Heute ist Absinth legal, kontrolliert und sicher - wenn er richtig hergestellt ist. Aber 90%iger Absinth ist kein Teil dieser Geschichte. Er ist ein Relikt, ein Exot, ein Risiko.
Was ist die richtige Einstellung zu Absinth?
Respekt. Nicht Angst. Nicht Mythos. Nicht Abenteuer.
Trink Absinth wie einen Wein: langsam, bewusst, mit Wasser, mit Zeit. Genieße den Duft, die Farbe, die Veränderung im Glas. Lass den Zucker schmelzen. Lass den Absinth sich entfalten. Das ist der ganze Zauber.
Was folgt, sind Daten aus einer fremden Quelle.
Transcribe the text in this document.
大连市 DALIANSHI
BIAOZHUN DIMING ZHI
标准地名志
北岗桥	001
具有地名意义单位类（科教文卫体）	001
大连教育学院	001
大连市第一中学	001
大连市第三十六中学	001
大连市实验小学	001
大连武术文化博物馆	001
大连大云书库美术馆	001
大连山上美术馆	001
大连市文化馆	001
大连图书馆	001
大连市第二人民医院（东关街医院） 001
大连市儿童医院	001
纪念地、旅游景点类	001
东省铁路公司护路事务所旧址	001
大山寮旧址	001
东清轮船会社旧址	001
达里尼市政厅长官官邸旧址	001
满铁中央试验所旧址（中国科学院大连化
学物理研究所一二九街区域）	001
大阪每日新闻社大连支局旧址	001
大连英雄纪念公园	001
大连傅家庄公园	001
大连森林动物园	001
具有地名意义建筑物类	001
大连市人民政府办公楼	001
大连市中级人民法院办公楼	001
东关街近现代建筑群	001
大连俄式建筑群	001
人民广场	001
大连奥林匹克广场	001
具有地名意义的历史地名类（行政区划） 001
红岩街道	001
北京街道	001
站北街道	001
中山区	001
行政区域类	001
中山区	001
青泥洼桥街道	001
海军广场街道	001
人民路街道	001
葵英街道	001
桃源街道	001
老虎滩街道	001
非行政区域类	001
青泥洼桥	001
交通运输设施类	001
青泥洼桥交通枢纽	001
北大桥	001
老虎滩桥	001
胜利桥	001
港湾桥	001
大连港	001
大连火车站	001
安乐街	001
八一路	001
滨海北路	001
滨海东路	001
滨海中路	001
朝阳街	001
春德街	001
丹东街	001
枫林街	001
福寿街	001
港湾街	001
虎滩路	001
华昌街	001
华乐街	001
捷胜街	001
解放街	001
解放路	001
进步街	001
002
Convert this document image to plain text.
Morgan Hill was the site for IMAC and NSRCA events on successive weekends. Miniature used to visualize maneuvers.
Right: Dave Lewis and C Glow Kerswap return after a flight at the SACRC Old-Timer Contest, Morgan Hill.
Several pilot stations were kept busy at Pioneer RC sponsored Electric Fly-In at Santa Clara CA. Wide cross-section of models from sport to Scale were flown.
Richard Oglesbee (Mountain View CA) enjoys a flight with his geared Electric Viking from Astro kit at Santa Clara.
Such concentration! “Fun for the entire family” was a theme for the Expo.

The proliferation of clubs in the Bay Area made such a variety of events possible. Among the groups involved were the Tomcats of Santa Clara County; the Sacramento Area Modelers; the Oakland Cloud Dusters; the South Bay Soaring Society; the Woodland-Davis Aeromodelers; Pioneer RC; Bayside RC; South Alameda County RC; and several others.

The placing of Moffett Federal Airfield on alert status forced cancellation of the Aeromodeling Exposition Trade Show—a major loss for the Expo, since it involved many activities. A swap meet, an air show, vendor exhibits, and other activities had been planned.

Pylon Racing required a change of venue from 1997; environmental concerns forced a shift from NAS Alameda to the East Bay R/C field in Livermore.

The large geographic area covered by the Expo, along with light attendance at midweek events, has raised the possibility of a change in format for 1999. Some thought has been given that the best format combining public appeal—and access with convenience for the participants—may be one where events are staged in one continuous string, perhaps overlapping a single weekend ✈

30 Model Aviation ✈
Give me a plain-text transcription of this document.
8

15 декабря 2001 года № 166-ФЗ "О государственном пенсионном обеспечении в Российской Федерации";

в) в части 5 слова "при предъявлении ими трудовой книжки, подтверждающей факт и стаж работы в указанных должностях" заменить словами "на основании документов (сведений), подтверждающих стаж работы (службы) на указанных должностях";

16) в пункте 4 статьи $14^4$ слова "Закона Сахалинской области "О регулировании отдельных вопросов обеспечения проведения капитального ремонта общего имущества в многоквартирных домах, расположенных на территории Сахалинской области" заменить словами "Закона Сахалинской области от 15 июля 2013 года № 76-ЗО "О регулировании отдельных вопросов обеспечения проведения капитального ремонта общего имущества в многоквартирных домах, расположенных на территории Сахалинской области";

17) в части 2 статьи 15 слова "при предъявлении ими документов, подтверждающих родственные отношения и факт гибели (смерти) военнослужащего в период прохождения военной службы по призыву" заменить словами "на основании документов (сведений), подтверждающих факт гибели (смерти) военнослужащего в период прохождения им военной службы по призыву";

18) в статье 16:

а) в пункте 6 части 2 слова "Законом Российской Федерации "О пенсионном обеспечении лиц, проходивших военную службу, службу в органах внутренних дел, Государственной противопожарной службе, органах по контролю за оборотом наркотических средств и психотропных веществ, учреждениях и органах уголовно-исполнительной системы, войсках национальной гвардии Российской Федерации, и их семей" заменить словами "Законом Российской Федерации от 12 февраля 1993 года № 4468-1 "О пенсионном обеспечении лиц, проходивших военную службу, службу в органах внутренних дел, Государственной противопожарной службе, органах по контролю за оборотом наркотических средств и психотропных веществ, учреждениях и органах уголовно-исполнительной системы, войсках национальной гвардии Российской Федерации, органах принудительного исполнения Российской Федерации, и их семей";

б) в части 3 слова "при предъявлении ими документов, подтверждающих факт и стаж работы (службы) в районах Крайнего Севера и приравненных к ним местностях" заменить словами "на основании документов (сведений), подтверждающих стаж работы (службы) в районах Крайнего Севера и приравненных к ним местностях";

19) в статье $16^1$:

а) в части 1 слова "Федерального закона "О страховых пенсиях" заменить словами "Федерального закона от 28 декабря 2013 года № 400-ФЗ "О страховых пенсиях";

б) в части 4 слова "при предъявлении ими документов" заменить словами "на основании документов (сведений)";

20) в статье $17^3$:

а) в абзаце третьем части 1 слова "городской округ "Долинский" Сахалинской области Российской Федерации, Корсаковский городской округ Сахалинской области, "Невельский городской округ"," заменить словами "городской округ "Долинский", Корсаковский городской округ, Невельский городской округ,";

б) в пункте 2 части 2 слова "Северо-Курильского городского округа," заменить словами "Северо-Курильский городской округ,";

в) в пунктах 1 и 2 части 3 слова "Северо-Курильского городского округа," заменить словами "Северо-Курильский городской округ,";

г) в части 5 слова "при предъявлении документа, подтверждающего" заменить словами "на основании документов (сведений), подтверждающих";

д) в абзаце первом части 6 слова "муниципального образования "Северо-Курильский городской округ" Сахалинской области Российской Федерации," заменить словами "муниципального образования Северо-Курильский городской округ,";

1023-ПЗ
90%iger Absinth hat keinen Platz in deinem Glas. Er hat Platz in deiner Sammlung - oder in der Werkstatt eines Destillateurs. Aber nicht in deinem Körper.
Was tun, wenn jemand 90%igen Absinth getrunken hat?
Wenn jemand versehentlich einen Schluck 90%igen Absinth getrunken hat:
- Nicht erbrechen lassen - das kann die Speiseröhre weiter verletzen.
- Kein Wasser oder Milch trinken - das verändert nichts an der Toxizität.
- Unverzüglich den Notruf wählen: 112 in Deutschland.
- Die Flasche aufbewahren - der Arzt muss wissen, was eingenommen wurde.
Einige Symptome treten erst nach 30-60 Minuten auf. Warte nicht. Rufe an. Sofort.